Daran anknüpfend stellen wir bei der Analyse des parteipolitischen Konflikts auf ein neuartiges Schema um, das auf dem Chapel Hill Expert Survey basiert. Es baut auf einer systematischen Auswertung der Programme europäischer Parteien aus dem Jahre 2019 auf, und es ist zweidimensional (ökonomisch links/rechts resp. kulturell traditionell/libertär) strukturiert. Herausgehoben sind die Positionen der Schweizer Parteien. Eingetragen sind auch die weltanschaulichen Felder.

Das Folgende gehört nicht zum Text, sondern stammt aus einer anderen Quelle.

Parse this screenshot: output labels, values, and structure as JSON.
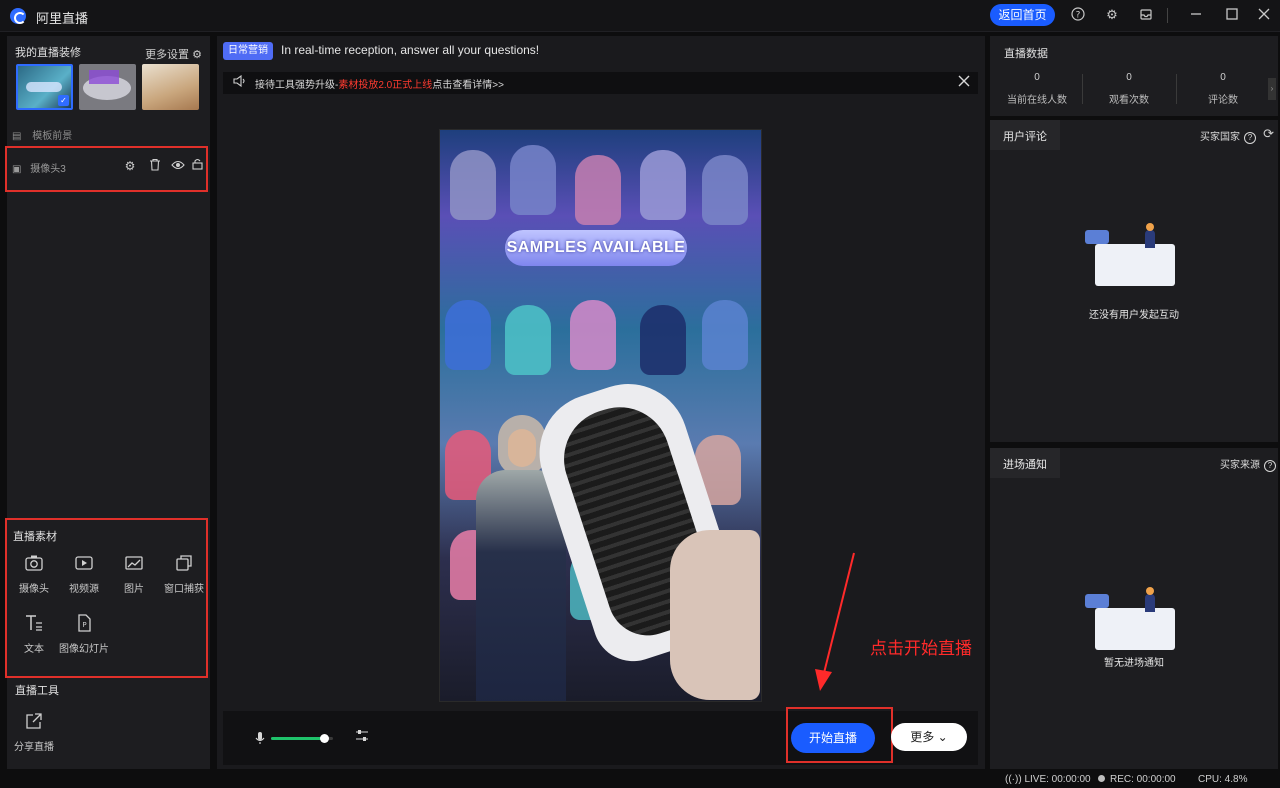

Demnach ist die SVP nationalkonservativ mit Anlehnungen zum libertär-konservativen Feld positioniert. Die FDP vertritt eine konservativ-liberale Position, die Mitte ist der christlichen Demokratie wie auch dem Zentrismus nahe. Die SP bewegt sich zwischen sozialdemokratischen und demokratisch sozialistischen Positionen. Die Grünen vertreten ökologische Weltanschauung, mit Anlehnungen an den demokratischen Sozialismus. Die GLP schliesslich ist neoliberal, wobei sich das Neue auf die Nachhaltigkeit bezieht. Schliesslich die EVP, die am ehesten einem paternalistischen Konservatismus entspringt.